Das neue Zentrum mit dem Namen 3D-Biocluster wird hauptsächlich von der medizinischen Abteilung von CD3D, CD3D Medical, mit Unterstützung des Labors für molekulare und nanostrukturierte Biophysik im Bionanopark, einem der größten Laborkomplexe in Polen, betrieben.
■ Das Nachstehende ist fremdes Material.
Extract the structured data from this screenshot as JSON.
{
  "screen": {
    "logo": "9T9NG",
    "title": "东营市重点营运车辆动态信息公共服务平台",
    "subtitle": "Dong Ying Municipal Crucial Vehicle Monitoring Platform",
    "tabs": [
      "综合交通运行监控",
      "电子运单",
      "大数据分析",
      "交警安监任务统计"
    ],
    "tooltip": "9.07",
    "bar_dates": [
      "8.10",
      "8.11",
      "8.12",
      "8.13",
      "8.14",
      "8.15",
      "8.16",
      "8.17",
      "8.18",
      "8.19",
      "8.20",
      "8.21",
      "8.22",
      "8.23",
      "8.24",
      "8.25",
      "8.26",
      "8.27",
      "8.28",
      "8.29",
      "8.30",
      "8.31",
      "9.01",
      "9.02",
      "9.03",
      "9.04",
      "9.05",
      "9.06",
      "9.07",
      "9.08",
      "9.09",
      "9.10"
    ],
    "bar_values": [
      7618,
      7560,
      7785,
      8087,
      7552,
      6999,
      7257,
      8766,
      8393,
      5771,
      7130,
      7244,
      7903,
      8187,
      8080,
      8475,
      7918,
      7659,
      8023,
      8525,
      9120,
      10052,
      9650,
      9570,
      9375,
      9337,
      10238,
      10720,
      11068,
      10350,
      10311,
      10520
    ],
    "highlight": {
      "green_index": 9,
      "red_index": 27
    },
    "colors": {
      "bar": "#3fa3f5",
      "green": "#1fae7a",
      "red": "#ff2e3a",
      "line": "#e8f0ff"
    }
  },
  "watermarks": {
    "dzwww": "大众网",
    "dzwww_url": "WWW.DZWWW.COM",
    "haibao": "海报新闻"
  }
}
Das Additive Fertigungssystem verwendet eine 5 ml-Spritze als Druckkopf und führt die Extrusion mechanisch durch, wobei Halbflüssigkeiten, Gel- und Hydrogelmaterialien auf eine Laborpfanne aufgebracht werden, die an einem Arbeitstisch befestigt ist. Der SKAFFOSYS Lite-3D-Bioprinter verfügt über einen Baubereich von 170 x 125 x 80 mm mit einer Prozessgenauigkeit von 0,2 mm und kann auch Bioplotting durchführen. Da im Laufe der Zeit immer mehr Herausforderungen durch Biodruckprojekte entstehen, wird CD3D das SKAFFOSYS Lite um neue Funktionalitäten und Module erweitern.

Durch die Zusammenarbeit zwischen dem Bionanopark und CD3D Medical können Wissenschaftler mit dem additiven Biodruck umfassende Forschungs- und Entwicklungsprojekte im Bereich der Biomedizintechnik abschließen. Unter der engen Betreuung von CD3D-Spezialisten und Wissenschaftlern des Labors für Molekulare und Nanostrukturierte Biophysik können die Labore des Bionanoparks nun laut Website „biochemische, biologische und molekulare Forschung in nahezu jeder Phase der Schaffung dreidimensionaler Strukturen“ erfolgreich abschließen.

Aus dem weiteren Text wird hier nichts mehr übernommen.